Der stärkste Moment des Abends tritt ein, wenn sich jene Figur, halb Rousseau, halb Robespierre, die die ganze Zeit am Rand der Bühne gestanden und sich ab und zu eingemischt hat, die Latexmaske vom Gesicht reißt und der schwarze Frankfurter Schauspieler Jean-Claude Mawila zum Vorschein kommt. In dieser Geste trifft alles zusammen – das Theater, zu dessen Wesen die Maske gehört, die politische Metapher und eine zentrale Aussage des Stücks, die den berühmtesten Satz von Karl Marx in unsere Zeit transferiert: "Ein Gespenst geht um in Frankreich, das Gespenst Afrikas."
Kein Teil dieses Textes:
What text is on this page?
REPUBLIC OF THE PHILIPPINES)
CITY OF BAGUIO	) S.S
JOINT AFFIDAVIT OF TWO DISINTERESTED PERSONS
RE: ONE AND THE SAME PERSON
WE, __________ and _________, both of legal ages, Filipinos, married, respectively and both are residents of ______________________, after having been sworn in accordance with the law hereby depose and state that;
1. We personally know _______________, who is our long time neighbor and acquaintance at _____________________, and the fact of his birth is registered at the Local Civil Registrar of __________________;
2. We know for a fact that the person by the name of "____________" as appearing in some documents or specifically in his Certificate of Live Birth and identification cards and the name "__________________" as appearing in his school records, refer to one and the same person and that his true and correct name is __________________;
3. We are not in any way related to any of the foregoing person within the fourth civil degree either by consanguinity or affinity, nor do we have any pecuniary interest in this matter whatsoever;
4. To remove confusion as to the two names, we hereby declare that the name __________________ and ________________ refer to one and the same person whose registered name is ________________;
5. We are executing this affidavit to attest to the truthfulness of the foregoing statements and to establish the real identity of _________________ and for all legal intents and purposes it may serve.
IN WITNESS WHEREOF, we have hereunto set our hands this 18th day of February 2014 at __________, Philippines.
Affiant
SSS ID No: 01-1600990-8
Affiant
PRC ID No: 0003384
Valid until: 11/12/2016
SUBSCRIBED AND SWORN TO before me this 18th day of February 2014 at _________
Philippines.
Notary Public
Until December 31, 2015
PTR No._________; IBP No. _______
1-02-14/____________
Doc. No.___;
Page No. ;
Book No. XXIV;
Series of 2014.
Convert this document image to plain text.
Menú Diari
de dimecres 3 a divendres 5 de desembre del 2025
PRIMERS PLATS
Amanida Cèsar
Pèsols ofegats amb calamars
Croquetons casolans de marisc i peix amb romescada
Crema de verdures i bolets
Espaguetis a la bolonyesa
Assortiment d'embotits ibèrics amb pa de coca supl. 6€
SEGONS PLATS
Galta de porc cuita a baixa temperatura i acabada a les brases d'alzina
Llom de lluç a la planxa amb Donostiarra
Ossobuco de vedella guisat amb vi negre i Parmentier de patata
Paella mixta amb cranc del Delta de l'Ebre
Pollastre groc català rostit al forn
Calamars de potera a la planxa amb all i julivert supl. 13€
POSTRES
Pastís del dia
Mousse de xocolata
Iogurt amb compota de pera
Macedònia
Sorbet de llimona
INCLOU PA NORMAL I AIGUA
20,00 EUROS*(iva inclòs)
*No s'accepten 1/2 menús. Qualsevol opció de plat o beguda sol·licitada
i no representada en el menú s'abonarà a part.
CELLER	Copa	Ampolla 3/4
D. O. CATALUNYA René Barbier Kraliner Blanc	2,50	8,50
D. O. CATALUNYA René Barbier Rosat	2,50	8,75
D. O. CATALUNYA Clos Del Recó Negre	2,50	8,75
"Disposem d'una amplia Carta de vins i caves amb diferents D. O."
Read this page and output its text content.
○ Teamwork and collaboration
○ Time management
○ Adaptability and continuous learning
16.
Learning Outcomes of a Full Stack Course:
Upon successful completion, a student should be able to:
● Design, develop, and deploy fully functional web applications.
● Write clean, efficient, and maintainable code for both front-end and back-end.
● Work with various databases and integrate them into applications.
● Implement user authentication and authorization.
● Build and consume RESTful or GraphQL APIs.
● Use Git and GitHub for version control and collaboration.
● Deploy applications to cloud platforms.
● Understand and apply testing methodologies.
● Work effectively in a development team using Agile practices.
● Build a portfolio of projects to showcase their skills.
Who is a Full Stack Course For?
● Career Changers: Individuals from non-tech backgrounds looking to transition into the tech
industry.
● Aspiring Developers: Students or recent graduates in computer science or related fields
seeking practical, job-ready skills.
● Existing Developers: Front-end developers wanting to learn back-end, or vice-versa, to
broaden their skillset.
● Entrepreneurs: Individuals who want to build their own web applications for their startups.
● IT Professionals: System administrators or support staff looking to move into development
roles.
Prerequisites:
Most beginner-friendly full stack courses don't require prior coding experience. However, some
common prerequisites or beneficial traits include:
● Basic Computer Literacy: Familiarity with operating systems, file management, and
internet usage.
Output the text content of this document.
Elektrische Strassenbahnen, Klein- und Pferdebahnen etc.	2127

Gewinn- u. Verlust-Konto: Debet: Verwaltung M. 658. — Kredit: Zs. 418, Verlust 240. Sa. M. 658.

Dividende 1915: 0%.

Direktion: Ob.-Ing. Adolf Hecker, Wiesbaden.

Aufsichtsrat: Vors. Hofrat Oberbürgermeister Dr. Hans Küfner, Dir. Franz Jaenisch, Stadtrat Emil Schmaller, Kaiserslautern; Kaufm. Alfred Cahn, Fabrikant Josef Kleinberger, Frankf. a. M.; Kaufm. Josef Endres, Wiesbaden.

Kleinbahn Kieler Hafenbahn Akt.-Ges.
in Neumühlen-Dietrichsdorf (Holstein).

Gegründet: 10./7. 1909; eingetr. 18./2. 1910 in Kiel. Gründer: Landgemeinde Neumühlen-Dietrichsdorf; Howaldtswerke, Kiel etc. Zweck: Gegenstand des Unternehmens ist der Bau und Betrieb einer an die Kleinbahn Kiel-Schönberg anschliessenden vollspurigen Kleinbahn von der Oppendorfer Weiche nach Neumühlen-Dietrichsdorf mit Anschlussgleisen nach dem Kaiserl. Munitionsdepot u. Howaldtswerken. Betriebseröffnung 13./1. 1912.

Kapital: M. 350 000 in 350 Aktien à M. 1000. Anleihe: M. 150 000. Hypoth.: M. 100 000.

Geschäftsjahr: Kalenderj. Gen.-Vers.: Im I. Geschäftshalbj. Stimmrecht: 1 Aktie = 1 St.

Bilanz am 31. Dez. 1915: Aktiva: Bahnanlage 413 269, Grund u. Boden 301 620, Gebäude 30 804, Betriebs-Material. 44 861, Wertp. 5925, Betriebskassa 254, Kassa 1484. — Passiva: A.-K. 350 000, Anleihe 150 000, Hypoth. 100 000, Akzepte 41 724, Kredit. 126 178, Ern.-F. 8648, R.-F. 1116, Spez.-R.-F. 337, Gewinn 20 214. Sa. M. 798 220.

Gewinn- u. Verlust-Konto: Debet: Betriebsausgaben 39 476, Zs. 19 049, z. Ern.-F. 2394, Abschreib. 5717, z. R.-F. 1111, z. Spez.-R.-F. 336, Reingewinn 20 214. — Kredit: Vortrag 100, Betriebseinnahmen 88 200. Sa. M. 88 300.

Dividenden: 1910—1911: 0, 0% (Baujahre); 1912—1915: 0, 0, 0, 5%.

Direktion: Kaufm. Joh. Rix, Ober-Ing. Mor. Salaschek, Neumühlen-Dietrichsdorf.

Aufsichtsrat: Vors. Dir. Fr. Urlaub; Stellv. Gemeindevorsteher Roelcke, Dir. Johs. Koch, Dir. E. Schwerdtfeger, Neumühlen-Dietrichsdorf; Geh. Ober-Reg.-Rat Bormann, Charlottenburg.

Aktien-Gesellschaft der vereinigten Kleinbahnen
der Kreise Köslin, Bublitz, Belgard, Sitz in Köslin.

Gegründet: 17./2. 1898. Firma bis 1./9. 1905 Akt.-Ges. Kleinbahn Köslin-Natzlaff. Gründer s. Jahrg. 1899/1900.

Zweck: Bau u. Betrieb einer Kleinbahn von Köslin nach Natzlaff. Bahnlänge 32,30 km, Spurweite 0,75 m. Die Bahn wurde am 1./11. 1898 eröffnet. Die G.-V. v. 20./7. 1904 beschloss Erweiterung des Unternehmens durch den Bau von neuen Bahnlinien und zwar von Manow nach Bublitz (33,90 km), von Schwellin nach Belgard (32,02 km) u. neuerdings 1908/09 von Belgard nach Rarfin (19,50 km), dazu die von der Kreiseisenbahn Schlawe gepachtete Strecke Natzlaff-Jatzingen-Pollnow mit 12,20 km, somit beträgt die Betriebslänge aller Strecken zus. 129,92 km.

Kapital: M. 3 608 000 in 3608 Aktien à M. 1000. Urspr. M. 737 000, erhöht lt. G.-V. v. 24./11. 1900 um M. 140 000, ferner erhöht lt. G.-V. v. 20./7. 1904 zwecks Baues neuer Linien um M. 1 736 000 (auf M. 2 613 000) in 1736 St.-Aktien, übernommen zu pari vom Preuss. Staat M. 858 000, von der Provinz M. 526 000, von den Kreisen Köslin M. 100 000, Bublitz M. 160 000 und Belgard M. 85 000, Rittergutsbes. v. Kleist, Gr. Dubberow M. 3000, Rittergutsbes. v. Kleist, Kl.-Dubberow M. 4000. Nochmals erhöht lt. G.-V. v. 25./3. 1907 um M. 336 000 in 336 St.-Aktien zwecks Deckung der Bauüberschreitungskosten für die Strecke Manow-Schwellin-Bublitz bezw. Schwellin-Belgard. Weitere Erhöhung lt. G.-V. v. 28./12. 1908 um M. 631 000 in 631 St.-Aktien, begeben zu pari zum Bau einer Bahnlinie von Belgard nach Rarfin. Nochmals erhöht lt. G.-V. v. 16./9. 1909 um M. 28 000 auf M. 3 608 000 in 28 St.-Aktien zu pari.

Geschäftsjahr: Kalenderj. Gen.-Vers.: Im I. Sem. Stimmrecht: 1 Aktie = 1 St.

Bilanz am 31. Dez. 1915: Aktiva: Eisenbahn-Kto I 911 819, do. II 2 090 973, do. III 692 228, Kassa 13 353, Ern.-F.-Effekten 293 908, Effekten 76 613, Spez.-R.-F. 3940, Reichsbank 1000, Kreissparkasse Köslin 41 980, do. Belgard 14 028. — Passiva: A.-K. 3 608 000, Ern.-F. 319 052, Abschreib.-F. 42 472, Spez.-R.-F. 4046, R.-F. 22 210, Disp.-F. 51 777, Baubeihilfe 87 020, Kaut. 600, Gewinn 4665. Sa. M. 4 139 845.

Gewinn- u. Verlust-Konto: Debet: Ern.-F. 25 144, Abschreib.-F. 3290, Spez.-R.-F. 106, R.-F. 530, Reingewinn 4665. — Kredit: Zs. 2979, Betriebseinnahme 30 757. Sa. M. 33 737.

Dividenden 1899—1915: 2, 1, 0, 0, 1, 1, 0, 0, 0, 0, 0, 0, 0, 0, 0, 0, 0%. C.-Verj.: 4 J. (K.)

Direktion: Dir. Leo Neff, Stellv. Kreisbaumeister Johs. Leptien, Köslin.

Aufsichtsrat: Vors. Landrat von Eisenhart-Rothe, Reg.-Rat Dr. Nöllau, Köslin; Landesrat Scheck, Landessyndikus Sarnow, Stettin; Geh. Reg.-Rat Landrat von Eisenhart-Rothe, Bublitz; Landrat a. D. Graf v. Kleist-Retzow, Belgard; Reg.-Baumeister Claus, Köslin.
Ganz am Schluss wenden sich die Pforzheimer Bürger als Sprechchor mit direkter Agitation an das Publikum. Volker Lösch hat Schule gemacht.

 

Die bleichen Füchse (UA)
nach dem gleichnamigen Roman von Yannick Haenel
Aus dem Französischen von Claudia Steinitz
Bühnenfassung von Tom Gerber
Regie und Bühne: Tom Gerber, Kostüme: Christine Haller, Dramaturgie: Peter Oppermann.
Mit: Sergej Gößner, Henning Kallweit, Tobias Bode, Antonia Schirmeister, Jula Zangger, Jean-Claude Mawila a.G.
Dauer: 2 Stunden, keine Pause

www.theater-pforzheim.de

 

Kritikenrundschau

"Was schon an dem Roman und nun auch an der Pforzheimer Spielfassung irritiert, ist die allzu romantische Koppelung von (...) entrückter Utopie und nacktem Kampf", schreibt Rainer Wolff in der Pforzheimer Zeitung (6.6.2016). "Denn was der Aussteiger Jean Deichel, der 'Held' des Romans, da am Rande der Pariser Gesellschaft erlebt, ist eher eine albtraumartige Abfolge von Traumata, in denen das trübe Schicksal der Außenseiter, unter denen er sich findet, mit dem der (meist afrikanischen) Flüchtlinge, die in anonymer Illegalität ihr Heil suchen, eine beklemmende Verwandtschaft aufweist – mit dem Unterschied, dass Deichel den Ausstieg will, während die zuströmenden Flüchtlinge erst noch anzukommen wünschen." Gerbers Fassung wie auch seine Inszenierung führen diese unterschiedlichen Linien "mit dem lärmenden Pathos ideologischer Emphase so hochtourig nach, dass darüber die Handlung des Romans leicht in den Hintergrund gerät", so Wolff: Dabei erliege er "im Streben nach praller Theatralität einem geradezu bildungsbürgerlichen Furor, der das Werk zu einem Fundus halb versteckter und variierter, aber doch auch eitel ausgestellter Zitate für Kenner" mache.